The Eustachian tube is the narrow channel connecting the back of the nose with the middle ear space. It lies deep within the head and is made of cartilage and bone. Dysfunction of the Eustachian tube can result in ear fullness along with associated discomfort, popping or crackling sounds, sensation of force and diminished hearing.
The Eustachian tube acts as a pressure-equalizing valve for the middle ear, which is usually filled with air. Blockage of the Eustachian tube opening leads to a negative middle ear pressure because air can’t enter the middle ear space from the back of the nose. Over time, continued blockage of the Eustachian tube, with the associated negative middle ear pressure, can lead to fluid being drawn out of the tissue lining the middle ear. This leads to a state called otitis media with effusion (OME). If the fluid in the middle ear becomes infected, it’s called acute otitis media. OME is the most commonly reason of hearing loss in children and is often call Glue ear.

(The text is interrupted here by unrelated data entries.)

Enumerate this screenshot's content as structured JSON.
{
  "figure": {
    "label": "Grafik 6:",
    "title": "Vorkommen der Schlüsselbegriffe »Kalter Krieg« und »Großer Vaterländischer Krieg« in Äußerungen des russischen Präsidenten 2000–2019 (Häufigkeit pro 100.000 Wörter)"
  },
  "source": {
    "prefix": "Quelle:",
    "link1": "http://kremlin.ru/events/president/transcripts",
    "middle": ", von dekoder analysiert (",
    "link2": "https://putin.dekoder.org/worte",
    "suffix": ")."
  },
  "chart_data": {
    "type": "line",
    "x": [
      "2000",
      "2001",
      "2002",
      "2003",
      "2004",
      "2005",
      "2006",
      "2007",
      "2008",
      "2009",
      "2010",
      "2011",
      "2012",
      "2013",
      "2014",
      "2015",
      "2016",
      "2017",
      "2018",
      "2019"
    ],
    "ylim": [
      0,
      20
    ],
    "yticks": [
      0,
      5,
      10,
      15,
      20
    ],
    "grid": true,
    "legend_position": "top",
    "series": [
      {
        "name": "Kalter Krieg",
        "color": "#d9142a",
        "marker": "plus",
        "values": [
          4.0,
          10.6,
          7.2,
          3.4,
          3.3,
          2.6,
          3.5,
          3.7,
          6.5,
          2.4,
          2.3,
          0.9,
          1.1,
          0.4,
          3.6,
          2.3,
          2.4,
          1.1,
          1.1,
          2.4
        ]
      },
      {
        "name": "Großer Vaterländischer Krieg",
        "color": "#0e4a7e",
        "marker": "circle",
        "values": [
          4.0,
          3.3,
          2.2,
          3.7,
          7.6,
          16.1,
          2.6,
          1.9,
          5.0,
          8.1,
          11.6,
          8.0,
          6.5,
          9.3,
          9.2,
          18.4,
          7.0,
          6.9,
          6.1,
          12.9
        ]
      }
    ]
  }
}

Chronic OME may result from continued and persistent Eustachian tube blockage or from thickening of the fluid such that it can’t be fascinated or drained through the Eustachian tube.
Treatment of OME is initially medical and generally directed towards treatment of the upper respiratory infection or allergy attacks. When the middle ear fluid is infected (acute otitis media), antibiotic treatment is needed. If antibiotics don’t clear the ear, a surgical procedure may be necessary. These include myringotomy with or without insertion of a ventilation tube. Like acute OME, treatment of chronic OME may be either medical or surgical, such as antibiotics, allergy treatment or myringotomy with insertion of a ventilation tube and, at times, adenoidectomy.